Wellesley’s made some tweaks to the list of properties subject to a septic system inspection protocol, but the overall number is small and there’s no financial impact.
New well-head protection zones identified in the Grand River Source Protection Plan eliminate seven properties from affected areas in St. Clements and Linwood, adding 15 others for an overall increase to 65 properties from 57 on the previous list.
Under provincial regulations, inspections of septic systems in protected areas must be carried out every five years. When the province introduced the measures in 2015, it provided funding to municipalities to cover the cost. For the cycle that started 2020, there was no funding, prompting council in levy a township wide fee of $0.50 per household to cover the estimated $8,600 price tag.

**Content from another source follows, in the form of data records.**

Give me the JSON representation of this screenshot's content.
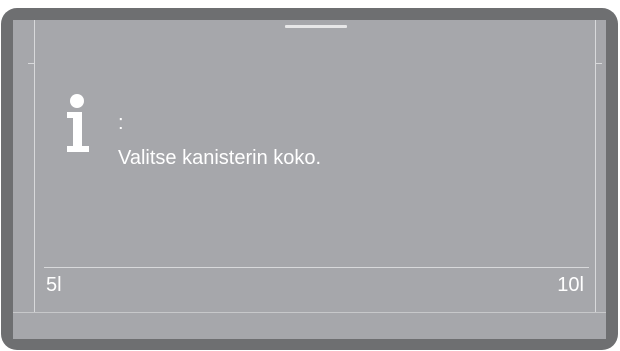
{
  "message": {
    "prefix": ":",
    "text": "Valitse kanisterin koko."
  },
  "options": [
    {
      "label": "5l"
    },
    {
      "label": "10l"
    }
  ],
  "icons": {
    "info": "info-icon"
  },
  "colors": {
    "bezel": "#6e6f71",
    "screen": "#a6a7ab",
    "text": "#ffffff"
  }
}
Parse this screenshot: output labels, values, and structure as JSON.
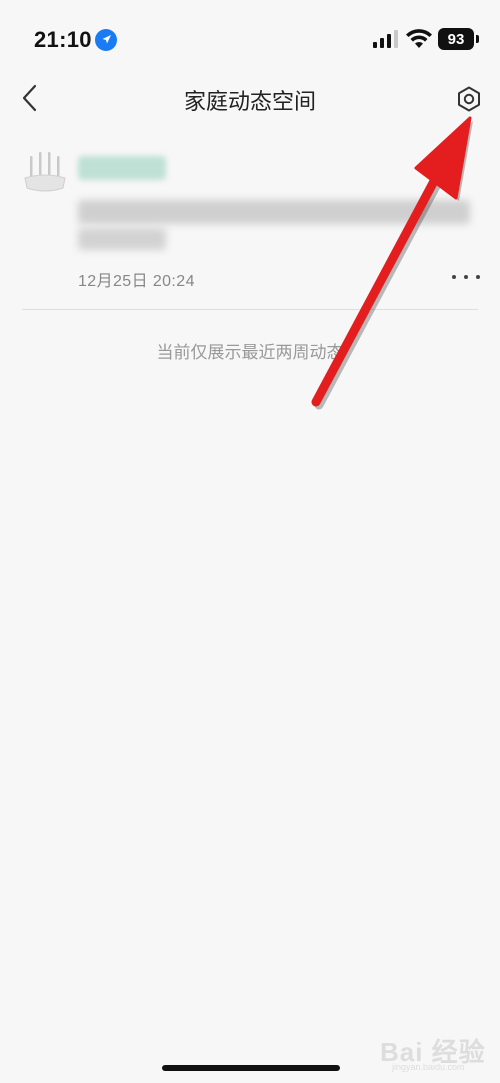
{
  "status_bar": {
    "time": "21:10",
    "battery": "93"
  },
  "header": {
    "title": "家庭动态空间"
  },
  "feed": {
    "items": [
      {
        "timestamp": "12月25日 20:24"
      }
    ]
  },
  "footer_note": "当前仅展示最近两周动态",
  "watermark": {
    "text": "Bai 经验",
    "sub": "jingyan.baidu.com"
  },
  "colors": {
    "background": "#f7f7f7",
    "arrow": "#e41e1e",
    "location_blue": "#1a7cf5",
    "blur_green": "#bfe0d4"
  },
  "icons": {
    "back": "chevron-left-icon",
    "settings": "hexagon-gear-icon",
    "more": "ellipsis-icon",
    "location": "location-arrow-icon",
    "signal": "cellular-signal-icon",
    "wifi": "wifi-icon",
    "avatar": "router-icon"
  }
}
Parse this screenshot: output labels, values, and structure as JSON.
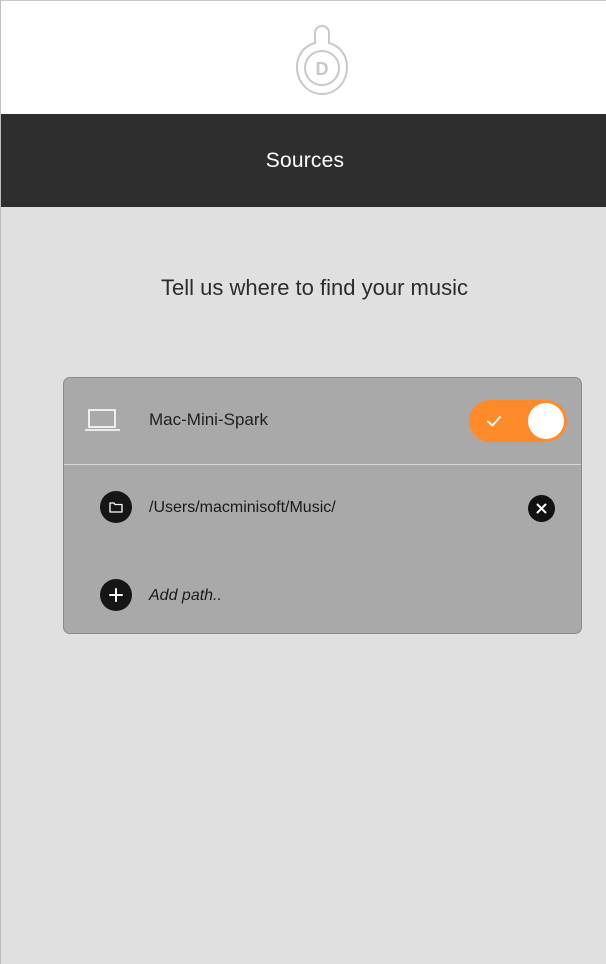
{
  "header": {
    "logo_letter": "D",
    "title": "Sources"
  },
  "main": {
    "heading": "Tell us where to find your music"
  },
  "source": {
    "device_name": "Mac-Mini-Spark",
    "enabled": true,
    "paths": [
      {
        "path": "/Users/macminisoft/Music/"
      }
    ],
    "add_path_label": "Add path.."
  },
  "colors": {
    "accent": "#ff8a2a",
    "title_bar": "#2e2e2e",
    "background": "#e0e0e0",
    "card": "#a9a9a9"
  }
}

The program evaluates the health of private septic systems in St. Clements and Linwood as a way of protecting drinking water.
The 15 new properties affected by the changes will be sent letters in February letting them know of the requirement of septic system re-inspection. Likewise, the owners of the seven de-listed properties will also be notified.

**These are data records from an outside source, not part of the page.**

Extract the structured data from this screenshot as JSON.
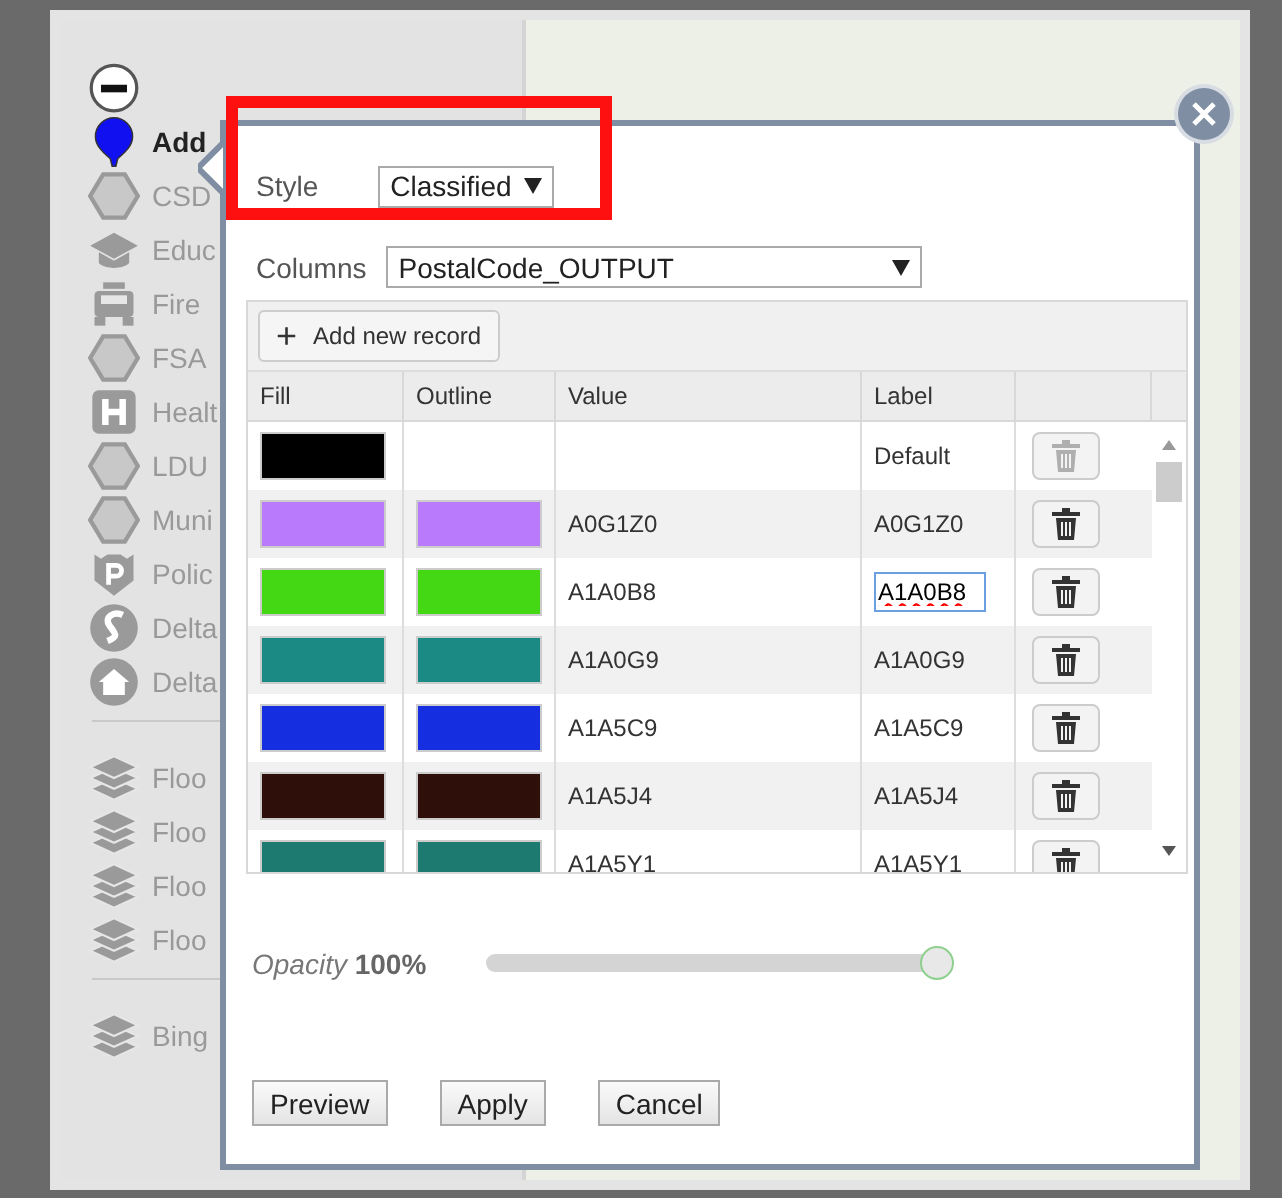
{
  "sidebar": {
    "groups": [
      {
        "items": [
          {
            "kind": "minus",
            "selected": true
          },
          {
            "kind": "pin",
            "label": "Add",
            "selected": true
          },
          {
            "kind": "hexagon",
            "label": "CSD",
            "selected": false
          },
          {
            "kind": "cap",
            "label": "Educ",
            "selected": false
          },
          {
            "kind": "truck",
            "label": "Fire",
            "selected": false
          },
          {
            "kind": "hexagon",
            "label": "FSA",
            "selected": false
          },
          {
            "kind": "hospital",
            "label": "Healt",
            "selected": false
          },
          {
            "kind": "hexagon",
            "label": "LDU",
            "selected": false
          },
          {
            "kind": "hexagon",
            "label": "Muni",
            "selected": false
          },
          {
            "kind": "police",
            "label": "Polic",
            "selected": false
          },
          {
            "kind": "swirl",
            "label": "Delta",
            "selected": false
          },
          {
            "kind": "home",
            "label": "Delta",
            "selected": false
          }
        ]
      },
      {
        "items": [
          {
            "kind": "layers",
            "label": "Floo",
            "selected": false
          },
          {
            "kind": "layers",
            "label": "Floo",
            "selected": false
          },
          {
            "kind": "layers",
            "label": "Floo",
            "selected": false
          },
          {
            "kind": "layers",
            "label": "Floo",
            "selected": false
          }
        ]
      },
      {
        "items": [
          {
            "kind": "layers",
            "label": "Bing",
            "selected": false
          }
        ]
      }
    ]
  },
  "dialog": {
    "style": {
      "label": "Style",
      "value": "Classified",
      "highlighted": true
    },
    "columns": {
      "label": "Columns",
      "value": "PostalCode_OUTPUT"
    },
    "add_button": {
      "icon": "+",
      "label": "Add new record"
    },
    "table": {
      "columns": [
        "Fill",
        "Outline",
        "Value",
        "Label"
      ],
      "rows": [
        {
          "fill": {
            "color": "#000000"
          },
          "label": "Default",
          "editing": false,
          "disabled": true
        },
        {
          "fill": {
            "color": "#b97bfb"
          },
          "outline": {
            "color": "#b97bfb"
          },
          "value": "A0G1Z0",
          "label": "A0G1Z0",
          "editing": false,
          "disabled": false
        },
        {
          "fill": {
            "color": "#43d714"
          },
          "outline": {
            "color": "#43d714"
          },
          "value": "A1A0B8",
          "label": "A1A0B8",
          "editing": true,
          "disabled": false
        },
        {
          "fill": {
            "color": "#1b8a85"
          },
          "outline": {
            "color": "#1b8a85"
          },
          "value": "A1A0G9",
          "label": "A1A0G9",
          "editing": false,
          "disabled": false
        },
        {
          "fill": {
            "color": "#152fe0"
          },
          "outline": {
            "color": "#152fe0"
          },
          "value": "A1A5C9",
          "label": "A1A5C9",
          "editing": false,
          "disabled": false
        },
        {
          "fill": {
            "color": "#2e0f09"
          },
          "outline": {
            "color": "#2e0f09"
          },
          "value": "A1A5J4",
          "label": "A1A5J4",
          "editing": false,
          "disabled": false
        },
        {
          "fill": {
            "color": "#1d7a70"
          },
          "outline": {
            "color": "#1d7a70"
          },
          "value": "A1A5Y1",
          "label": "A1A5Y1",
          "editing": false,
          "disabled": false
        }
      ]
    },
    "opacity": {
      "label": "Opacity",
      "reading": "100%",
      "level": 1
    },
    "buttons": [
      "Preview",
      "Apply",
      "Cancel"
    ]
  }
}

The property owners who are now required to have the inspection will have until Oct. 1, 2024 to have their systems re-inspected. Those remaining in the source water protection zones will see no changes in the timing of the re-inspection program.
“Given the minor increase to the overall number of properties being reviewed by staff there is no proposed changes to the overall tax funded cost recovery offsetting the septic re-inspection program, which was approved at a cost of $1,565 within the 2021 budget approval process,” said chief building official Darryl Denny in a report to council
Fees are expected to be re-evaluated by staff prior to the next re-inspection cycle in 2025.